The total time for the whole operation from start to finish was 200+ hours
Compared to inference alone, the overhead from ZK proving was 1,125,761x (yes, more than 1m x higher).
🤔 Our Thoughts
This is a big moment for verifiable inference as it’s the first time a result of a model of this size has been settled on Ethereum (an order of magnitude larger model than previous attempts). What Modulus proved is that it’s feasible to do verifiable LLM inference for large models and verify the output on Ethereum, but the cost of proving and the time it took is far from ideal. To scale verifiable AI, we need further specialization and there is a lot of optimization to do. Still, this is a big step in the right direction and a commendable achievement!
At first glance, combining LLMs with ZKPs seems like a bad idea due to the size of the LLM models and the overhead of ZK proving. However, verifiable AI inference is important as it gives a (cryptographic) guarantee that a specific model was used for inference (more information here). This has implications for many different use cases:
Real-world: With more AI models advancing and being deployed in a wider capacity across industries (legal, education, medical…), it’s becoming increasingly important to enable verifying that the correct model was used. In addition, more ML-powered APIs increase the importance of verifiable inference.
Crypto-specific: Verifiable inference can help smart contracts access AI without requiring a third party to monitor it (such as a watcher network). This enables things like smarter defi with automated rebalancing or risk management.
💡 Research, Articles & Other Things of Interest
🤓 Presentation about Mysticeti, Sui’s new DAG-based consensus with lower latency (based on this paper released earlier).
📚 An overview of the current state of Anoma and how it can interact with Ethereum (and other existing networks).
📚 Chain Signatures launch on NEAR, which enable transactions on any blockchain from a NEAR Account.
🎧 A debate on cryptographic (ZK) vs cryptoeconomic security (summary here).
🎧 Whiteboard sessions about relevant blockchain concepts (Blobstream, Slinky, etc.)
🔥 News From Our Partners
⛴️ Gevulot Launches Its Devnet: 16,000+ whitelisted users can now start deploying arbitrary provers & verifiers and run workloads to generate & verify proofs. You can still sign up and get access to the devnet (instructions here). This is a big step forward for decentralized proving and an important testing phase for Gevulot to guide further development as they continue to build towards an incentivized testnet later this year (and eventually mainnet). Gevulot was incubated within Equilibrium Labs.

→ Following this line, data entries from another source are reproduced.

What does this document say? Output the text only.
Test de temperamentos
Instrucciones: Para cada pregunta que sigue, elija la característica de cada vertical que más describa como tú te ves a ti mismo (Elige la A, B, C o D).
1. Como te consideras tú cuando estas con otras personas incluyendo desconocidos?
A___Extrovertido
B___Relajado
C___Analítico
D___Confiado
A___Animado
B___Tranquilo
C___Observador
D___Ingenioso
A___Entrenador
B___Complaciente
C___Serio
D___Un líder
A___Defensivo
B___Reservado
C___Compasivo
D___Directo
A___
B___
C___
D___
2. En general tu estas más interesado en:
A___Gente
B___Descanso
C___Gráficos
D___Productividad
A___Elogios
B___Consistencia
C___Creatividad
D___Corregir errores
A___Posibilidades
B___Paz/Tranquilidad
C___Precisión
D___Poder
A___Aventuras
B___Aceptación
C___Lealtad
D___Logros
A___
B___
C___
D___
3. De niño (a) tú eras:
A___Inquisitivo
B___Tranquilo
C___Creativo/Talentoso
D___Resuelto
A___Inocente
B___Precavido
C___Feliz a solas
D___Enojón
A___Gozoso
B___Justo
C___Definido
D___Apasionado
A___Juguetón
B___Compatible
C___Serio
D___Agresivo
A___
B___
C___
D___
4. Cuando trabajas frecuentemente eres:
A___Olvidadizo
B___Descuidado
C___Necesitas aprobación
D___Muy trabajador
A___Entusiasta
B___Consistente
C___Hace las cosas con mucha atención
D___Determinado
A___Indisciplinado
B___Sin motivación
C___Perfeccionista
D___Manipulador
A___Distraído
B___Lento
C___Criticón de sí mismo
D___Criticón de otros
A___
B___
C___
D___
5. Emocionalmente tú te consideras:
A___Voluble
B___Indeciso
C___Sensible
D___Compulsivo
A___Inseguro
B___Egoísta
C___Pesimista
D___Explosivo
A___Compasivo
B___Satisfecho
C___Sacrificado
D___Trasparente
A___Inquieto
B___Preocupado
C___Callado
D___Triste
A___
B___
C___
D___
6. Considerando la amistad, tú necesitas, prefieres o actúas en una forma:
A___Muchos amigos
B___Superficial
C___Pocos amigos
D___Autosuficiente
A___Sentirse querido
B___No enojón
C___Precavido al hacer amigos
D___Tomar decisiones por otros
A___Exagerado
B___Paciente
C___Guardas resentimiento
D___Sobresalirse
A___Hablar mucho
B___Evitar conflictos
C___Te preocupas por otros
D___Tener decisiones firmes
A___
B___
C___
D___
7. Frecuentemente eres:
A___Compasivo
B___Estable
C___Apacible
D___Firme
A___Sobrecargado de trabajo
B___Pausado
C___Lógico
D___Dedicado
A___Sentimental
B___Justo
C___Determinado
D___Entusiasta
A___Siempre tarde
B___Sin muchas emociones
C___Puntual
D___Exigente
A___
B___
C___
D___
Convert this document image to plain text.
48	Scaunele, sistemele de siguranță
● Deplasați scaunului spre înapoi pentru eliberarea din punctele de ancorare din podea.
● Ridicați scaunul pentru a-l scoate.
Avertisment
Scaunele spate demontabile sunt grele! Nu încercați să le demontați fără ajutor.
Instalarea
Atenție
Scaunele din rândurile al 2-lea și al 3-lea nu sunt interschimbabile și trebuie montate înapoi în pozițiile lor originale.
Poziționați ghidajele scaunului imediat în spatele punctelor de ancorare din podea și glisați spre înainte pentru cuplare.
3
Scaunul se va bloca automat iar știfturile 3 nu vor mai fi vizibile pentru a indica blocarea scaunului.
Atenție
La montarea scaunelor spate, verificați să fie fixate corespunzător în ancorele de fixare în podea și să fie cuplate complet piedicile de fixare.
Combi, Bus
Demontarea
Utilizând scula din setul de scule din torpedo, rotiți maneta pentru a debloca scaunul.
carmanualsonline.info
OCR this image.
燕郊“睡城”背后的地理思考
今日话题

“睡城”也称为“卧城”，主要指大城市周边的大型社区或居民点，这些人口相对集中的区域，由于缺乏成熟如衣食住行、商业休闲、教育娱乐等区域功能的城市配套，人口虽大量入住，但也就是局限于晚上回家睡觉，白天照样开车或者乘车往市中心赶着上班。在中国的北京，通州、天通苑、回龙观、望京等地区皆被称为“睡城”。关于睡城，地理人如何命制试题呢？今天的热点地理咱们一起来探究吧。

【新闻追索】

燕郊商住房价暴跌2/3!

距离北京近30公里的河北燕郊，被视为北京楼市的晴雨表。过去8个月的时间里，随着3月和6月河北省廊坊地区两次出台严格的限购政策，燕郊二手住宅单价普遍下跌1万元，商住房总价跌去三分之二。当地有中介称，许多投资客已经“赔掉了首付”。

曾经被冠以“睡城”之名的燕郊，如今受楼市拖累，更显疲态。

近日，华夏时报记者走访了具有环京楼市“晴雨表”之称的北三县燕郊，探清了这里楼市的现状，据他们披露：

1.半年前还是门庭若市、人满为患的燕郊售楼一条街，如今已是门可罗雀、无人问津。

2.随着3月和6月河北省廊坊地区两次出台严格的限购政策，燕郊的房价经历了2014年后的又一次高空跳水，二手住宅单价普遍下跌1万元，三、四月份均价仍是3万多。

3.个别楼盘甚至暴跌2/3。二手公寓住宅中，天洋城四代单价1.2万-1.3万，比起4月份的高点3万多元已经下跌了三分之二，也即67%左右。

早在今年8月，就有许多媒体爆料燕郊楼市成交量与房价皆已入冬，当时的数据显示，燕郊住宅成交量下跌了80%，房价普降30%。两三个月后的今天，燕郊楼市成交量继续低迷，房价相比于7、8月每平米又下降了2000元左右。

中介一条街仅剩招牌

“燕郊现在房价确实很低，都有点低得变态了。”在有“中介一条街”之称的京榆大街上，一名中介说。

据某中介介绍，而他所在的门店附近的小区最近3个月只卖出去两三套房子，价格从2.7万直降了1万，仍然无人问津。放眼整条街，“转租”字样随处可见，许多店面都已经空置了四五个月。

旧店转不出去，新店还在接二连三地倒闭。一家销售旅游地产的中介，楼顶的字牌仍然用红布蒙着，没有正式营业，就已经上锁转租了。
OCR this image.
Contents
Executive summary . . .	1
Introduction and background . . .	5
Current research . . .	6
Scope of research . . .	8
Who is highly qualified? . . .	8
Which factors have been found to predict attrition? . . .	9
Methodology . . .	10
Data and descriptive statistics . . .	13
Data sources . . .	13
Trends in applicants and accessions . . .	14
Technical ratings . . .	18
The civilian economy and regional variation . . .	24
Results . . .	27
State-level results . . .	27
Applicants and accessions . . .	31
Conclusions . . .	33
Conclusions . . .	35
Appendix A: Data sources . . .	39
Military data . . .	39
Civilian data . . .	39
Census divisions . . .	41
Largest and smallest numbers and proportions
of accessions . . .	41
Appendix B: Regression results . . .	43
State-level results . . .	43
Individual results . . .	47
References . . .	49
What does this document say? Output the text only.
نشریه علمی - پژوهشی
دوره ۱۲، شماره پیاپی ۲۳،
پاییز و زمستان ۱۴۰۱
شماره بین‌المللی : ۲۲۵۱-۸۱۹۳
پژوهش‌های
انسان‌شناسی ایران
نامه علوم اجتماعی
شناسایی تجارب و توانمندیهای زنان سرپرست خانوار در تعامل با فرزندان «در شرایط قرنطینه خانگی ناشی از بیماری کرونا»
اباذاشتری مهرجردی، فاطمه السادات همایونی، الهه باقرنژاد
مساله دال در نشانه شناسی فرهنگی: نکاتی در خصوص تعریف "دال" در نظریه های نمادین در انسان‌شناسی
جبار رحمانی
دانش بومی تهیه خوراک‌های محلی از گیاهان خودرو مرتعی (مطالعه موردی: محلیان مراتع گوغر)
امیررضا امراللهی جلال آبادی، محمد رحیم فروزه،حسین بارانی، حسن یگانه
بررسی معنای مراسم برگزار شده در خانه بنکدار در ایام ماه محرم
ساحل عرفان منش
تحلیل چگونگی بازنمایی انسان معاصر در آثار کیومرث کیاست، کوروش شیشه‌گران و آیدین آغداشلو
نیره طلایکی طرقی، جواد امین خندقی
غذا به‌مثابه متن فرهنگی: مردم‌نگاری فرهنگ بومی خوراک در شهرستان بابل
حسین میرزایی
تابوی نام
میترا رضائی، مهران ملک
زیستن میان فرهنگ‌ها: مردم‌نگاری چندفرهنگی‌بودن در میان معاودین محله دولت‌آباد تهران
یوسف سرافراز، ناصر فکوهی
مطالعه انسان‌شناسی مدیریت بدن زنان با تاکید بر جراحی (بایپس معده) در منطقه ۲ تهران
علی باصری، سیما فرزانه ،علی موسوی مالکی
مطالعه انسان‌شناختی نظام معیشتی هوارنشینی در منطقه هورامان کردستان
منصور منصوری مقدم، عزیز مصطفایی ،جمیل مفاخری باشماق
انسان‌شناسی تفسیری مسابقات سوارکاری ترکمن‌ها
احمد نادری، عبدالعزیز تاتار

🚀 Membrane Finance Launches EUROe Ramp: EUROe Ramp provides a simple API for creating bank transfers to and from users' non-custodial wallets, providing regulated DeFi protocols with seamless connectivity to banking rails. EUROe is fully compatible with the upcoming Markets in Crypto-Assets (MICA) Regulation. Membrane Finance is part of Equilibrium Group and a sister company to Equilibrium Labs.
🤌 Personal Recommendations From Our Team
📚 Reading: The Dispossessed - Ursula K. Le Guin: If you’re into sci-fi which describes civilizations with totally different socio-economic structures than our own ("anthropological" sci-fi?), this might be for you. Originally recommended in a Slack thread several years ago that recently resurfaced.
🎧 Listening: Snarky Puppy Keyboardist Hears Dua Lipa For The First Time: What happens when Justin Stanton (keyboardist for Snarky Puppy) hears Dua Lipa’s "Don't Start Now" for the first time (with only drums and vocals)? Pure magic if you ask us!
💡 Other: Smart Words From Smart People: A collection of quotes with timeless wisdom, curated by Morgan Housel.